Schlagwörter:Fachtagung, Gesundheitsbewusstsein

So lautete der Ti­tel der Jahrestagung der Landesvereinigung für Ge­sund­heit & Aka­de­mie für So­zial­me­di­zin Nie­der­sach­sen e.V. (LVG &AFS), die am 26. Ju­ni 2012 in der Aka­de­mie des Sports in der nie­der­säch­si­schen Lan­des­haupt­stadt Hannover stattfand.

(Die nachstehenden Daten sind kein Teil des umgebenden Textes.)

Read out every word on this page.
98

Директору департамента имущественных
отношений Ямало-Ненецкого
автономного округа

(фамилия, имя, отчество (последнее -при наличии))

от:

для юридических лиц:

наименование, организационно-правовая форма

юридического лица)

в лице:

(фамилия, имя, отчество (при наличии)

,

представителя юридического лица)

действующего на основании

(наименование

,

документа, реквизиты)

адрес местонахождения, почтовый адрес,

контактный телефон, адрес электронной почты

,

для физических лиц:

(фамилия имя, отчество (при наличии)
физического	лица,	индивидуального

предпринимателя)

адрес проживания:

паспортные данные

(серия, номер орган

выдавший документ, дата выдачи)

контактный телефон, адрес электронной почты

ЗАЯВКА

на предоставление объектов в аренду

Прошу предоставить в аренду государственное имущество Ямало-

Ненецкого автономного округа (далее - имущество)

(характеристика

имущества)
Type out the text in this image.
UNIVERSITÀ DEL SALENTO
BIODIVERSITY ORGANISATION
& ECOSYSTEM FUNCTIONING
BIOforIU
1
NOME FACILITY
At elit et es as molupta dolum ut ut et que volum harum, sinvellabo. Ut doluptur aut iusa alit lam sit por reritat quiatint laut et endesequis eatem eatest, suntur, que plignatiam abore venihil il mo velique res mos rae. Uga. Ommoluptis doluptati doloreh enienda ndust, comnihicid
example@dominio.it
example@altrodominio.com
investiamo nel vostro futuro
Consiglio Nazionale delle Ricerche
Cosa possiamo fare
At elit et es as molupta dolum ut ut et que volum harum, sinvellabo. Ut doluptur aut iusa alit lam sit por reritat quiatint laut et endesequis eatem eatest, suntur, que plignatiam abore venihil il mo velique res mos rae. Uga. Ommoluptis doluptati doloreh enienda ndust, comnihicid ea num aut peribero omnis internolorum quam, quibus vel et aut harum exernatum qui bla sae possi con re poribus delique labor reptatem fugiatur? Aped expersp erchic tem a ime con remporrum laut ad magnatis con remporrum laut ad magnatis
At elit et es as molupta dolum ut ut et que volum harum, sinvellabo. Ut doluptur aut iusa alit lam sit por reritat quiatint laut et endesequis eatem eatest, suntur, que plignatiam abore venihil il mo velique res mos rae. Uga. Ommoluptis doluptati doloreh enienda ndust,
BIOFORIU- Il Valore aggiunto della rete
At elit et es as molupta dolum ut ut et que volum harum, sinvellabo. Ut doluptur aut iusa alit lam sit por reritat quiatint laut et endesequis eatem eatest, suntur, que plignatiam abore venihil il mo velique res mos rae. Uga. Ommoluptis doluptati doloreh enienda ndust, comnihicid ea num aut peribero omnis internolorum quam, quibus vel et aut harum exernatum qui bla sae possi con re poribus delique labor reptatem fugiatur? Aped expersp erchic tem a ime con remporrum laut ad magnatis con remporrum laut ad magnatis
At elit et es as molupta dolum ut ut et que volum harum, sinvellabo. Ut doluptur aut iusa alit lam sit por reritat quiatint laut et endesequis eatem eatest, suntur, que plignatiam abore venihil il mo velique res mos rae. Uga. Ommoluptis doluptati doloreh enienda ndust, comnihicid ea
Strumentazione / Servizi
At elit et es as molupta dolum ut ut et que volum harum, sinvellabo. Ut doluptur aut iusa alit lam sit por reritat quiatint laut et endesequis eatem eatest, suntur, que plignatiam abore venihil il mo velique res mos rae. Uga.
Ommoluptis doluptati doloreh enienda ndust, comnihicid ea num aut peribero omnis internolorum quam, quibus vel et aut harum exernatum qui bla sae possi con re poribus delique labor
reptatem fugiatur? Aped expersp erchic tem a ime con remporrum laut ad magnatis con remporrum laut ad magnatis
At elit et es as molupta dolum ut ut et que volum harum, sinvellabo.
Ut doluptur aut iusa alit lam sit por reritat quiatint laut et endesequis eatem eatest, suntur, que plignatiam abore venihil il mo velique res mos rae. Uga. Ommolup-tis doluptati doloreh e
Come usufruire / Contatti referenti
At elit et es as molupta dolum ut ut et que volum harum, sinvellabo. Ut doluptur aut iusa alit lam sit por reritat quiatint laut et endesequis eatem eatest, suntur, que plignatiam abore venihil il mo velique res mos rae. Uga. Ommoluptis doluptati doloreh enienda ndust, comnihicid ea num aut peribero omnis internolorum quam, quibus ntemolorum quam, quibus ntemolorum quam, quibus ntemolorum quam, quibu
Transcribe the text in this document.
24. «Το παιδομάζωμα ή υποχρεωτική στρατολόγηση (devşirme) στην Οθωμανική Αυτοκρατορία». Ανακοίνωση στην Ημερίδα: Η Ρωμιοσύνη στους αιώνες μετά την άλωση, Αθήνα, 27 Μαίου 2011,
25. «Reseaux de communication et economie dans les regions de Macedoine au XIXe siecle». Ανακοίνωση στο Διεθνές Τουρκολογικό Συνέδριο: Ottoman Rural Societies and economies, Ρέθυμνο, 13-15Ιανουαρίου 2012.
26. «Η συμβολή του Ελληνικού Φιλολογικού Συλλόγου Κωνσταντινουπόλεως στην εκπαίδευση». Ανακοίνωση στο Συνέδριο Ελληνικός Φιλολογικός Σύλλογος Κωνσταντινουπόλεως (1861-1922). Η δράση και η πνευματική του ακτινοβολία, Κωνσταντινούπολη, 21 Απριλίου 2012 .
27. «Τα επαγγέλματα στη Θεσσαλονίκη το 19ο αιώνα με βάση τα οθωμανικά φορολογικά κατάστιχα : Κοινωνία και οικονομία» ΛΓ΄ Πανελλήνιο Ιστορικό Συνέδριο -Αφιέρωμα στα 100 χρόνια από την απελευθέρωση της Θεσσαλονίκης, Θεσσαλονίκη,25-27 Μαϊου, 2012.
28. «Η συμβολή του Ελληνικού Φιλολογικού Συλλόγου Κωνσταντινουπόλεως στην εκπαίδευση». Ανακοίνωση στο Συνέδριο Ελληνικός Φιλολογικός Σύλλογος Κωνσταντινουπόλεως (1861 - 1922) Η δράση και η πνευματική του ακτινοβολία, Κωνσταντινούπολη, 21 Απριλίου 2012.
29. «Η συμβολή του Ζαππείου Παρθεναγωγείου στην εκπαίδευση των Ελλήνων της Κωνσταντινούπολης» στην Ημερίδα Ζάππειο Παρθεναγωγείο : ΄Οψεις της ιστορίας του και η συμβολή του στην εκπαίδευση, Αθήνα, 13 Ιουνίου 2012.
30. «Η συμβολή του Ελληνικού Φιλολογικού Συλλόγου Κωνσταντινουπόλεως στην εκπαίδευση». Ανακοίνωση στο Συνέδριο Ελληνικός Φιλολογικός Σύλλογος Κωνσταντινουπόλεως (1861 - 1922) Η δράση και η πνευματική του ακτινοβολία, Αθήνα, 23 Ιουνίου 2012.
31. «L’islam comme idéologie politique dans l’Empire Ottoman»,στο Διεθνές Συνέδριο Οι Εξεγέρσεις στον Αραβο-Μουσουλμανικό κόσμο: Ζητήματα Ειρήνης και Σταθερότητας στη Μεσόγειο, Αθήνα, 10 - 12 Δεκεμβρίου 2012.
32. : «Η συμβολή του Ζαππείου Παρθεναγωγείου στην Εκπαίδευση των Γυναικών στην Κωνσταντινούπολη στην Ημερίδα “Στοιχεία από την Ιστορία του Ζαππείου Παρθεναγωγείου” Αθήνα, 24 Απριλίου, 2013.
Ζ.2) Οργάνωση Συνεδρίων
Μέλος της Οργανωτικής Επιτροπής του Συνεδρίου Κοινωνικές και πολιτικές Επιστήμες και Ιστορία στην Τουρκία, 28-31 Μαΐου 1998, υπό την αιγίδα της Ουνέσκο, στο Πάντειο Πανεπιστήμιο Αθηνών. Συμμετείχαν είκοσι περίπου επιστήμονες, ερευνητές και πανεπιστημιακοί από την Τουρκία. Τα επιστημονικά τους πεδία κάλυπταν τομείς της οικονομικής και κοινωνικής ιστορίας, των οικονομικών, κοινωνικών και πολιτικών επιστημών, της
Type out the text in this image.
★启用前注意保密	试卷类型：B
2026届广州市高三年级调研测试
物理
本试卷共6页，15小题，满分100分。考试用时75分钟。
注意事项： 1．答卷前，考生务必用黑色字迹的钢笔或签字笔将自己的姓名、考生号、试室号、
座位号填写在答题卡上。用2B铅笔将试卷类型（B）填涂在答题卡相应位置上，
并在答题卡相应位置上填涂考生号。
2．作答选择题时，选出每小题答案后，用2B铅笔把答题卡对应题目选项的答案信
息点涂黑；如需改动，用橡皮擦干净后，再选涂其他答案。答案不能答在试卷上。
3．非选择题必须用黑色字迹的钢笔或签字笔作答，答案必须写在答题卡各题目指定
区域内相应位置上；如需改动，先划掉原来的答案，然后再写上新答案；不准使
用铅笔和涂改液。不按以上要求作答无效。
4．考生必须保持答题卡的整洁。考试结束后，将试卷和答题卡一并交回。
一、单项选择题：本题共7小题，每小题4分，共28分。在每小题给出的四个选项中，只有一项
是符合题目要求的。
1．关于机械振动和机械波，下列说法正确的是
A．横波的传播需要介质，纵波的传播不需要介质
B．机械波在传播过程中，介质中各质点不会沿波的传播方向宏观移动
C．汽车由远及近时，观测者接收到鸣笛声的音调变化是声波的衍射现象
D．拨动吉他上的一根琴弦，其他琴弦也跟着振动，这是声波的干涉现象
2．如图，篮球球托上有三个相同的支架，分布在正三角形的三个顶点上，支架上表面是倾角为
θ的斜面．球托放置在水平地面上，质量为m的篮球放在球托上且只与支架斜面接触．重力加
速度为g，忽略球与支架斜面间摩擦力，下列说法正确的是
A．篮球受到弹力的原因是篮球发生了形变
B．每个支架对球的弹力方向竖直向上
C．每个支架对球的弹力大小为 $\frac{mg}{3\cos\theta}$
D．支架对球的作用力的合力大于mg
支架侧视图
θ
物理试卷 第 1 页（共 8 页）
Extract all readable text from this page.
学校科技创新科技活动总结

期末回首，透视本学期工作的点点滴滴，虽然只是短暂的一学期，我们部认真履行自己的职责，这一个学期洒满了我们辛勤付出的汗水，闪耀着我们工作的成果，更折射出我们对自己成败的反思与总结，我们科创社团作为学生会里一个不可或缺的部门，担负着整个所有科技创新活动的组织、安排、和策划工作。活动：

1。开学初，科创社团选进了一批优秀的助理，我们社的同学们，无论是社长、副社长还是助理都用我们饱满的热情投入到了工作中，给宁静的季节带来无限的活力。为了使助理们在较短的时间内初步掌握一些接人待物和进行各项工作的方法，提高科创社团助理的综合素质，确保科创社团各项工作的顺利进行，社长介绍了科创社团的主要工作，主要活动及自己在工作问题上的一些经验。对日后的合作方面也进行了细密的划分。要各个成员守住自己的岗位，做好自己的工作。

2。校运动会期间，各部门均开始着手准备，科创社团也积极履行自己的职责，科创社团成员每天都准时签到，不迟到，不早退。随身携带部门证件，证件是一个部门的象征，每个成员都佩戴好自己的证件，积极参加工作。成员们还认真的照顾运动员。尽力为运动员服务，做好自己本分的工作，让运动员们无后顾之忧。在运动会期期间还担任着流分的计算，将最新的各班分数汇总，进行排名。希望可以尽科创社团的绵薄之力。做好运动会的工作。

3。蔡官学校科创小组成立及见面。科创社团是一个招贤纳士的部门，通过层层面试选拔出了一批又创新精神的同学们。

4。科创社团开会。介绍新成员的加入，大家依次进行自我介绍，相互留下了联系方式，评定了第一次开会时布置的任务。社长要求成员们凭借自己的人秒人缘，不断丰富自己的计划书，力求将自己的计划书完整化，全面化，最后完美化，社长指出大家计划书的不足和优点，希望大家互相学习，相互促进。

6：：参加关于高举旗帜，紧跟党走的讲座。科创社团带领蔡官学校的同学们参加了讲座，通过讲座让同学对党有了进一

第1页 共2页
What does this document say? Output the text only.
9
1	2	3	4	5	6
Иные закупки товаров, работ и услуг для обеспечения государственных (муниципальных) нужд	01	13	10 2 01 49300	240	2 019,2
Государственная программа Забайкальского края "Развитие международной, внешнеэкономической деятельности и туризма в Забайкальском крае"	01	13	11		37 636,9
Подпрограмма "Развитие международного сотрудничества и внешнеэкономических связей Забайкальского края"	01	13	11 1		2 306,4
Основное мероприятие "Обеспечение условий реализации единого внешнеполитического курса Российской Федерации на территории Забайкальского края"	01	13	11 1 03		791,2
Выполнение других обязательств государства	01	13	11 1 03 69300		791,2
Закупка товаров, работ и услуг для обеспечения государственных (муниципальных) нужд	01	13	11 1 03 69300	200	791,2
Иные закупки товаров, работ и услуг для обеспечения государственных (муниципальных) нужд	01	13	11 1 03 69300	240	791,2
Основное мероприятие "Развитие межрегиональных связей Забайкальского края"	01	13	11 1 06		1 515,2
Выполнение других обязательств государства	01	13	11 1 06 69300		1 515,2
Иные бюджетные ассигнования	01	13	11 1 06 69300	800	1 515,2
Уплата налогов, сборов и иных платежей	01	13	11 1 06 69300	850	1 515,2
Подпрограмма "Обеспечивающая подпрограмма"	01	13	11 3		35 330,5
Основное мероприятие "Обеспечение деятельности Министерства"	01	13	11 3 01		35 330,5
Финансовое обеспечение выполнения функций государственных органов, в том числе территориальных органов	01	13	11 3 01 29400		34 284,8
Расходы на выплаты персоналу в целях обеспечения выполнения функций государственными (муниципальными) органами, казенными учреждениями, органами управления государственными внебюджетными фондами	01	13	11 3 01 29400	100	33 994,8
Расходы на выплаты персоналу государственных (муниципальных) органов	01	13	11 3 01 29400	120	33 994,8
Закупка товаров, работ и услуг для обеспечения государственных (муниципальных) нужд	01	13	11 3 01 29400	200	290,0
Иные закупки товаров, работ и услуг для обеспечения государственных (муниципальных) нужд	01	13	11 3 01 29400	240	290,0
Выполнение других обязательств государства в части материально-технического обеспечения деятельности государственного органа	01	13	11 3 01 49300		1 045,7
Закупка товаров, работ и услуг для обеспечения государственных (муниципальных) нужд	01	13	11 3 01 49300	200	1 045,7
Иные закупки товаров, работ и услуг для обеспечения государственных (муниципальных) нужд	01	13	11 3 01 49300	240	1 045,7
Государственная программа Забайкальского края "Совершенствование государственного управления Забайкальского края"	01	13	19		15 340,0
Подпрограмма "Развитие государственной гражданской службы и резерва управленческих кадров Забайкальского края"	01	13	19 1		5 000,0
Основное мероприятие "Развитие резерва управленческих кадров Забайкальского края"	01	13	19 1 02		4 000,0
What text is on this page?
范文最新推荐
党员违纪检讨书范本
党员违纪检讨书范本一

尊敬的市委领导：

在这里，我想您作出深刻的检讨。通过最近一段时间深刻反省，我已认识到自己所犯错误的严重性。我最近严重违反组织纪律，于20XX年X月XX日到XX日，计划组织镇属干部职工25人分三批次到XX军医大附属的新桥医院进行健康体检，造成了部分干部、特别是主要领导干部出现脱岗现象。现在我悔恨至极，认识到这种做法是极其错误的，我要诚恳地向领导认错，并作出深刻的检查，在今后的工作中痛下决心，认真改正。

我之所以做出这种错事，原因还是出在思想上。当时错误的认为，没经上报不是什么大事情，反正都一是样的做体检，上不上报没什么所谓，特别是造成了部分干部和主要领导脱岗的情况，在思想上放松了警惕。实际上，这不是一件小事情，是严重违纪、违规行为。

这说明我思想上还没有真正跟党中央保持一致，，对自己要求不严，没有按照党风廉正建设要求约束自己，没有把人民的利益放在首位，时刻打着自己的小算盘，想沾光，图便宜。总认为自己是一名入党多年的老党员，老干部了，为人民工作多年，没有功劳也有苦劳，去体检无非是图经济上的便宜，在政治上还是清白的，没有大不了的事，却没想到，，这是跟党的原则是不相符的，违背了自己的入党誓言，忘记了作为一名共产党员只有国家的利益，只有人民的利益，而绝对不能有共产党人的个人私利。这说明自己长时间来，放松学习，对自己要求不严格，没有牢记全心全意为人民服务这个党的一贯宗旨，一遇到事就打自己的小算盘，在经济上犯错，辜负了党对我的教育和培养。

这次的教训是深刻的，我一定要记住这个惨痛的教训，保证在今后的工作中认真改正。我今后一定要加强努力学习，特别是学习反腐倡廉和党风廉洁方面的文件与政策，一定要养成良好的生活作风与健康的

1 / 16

Die Er­kennt­nis, dass Ge­sund­heit nicht pri­mär durch den Ge­sund­heitssektor, son­dern eben­so durch an­de­re ge­sell­schaft­li­che Be­rei­che beeinflusst wird, war das Re­sul­tat der in­ter­na­tio­na­len Kon­fe­renz im Jahr 1986 zur Ge­sund­heits­för­de­rung in Ot­ta­wa. Die fünf Handlungsebenen der Ge­sund­heits­för­de­rung, die in der Ot­ta­wa-Charta be­nannt wurden, gaben das Pro­gramm der Fachtagung vor.

Aus der da­mals welt­weit ausgelösten Auf­bruch­stim­mung im Ge­sundheitsbereich resultierten der neue An­satz der ge­sund­heits­fördernden Settings, veränderte salutogenetische Forschungsprojekte und ei­ne Vielzahl von neuen Gesundheitsberufen. Die fünf Handlungsebenen der Ottawa-Charta, die in ei­ner Wech­sel­wir­kung zu­ei­nan­der ste­hen, strukturierten das Pro­gramm der Fachtagung. Ihr Be­stand wurde kri­tisch hinterfragt.

Nach der Be­grü­ßung durch Frau Prof. Dr. Chris­ti­a­ne Deneke, Vorsitzende der LVG & AFS so­wie ihrem Be­kennt­nis zur „Ge­ne­ra­ti­on Ot­ta­wa“, folgte ein Rück­blick von Frau Dr. Bri­git­te Ruckstuhl aus der Schweiz. Sie stellte The­sen und For­de­rung­en auf:

  • The­se: Die Kon­zep­ti­on Ge­sund­heits­för­de­rung ist va­ge.
  • The­se: Der Ge­gen­stand der Ge­sund­heits­för­de­rung ist nicht definiert.
    • Ge­sund­heits­för­de­rung braucht Gesundheitsbegriffe, die soziale Per­spek­ti­ven wi­der­spie­geln.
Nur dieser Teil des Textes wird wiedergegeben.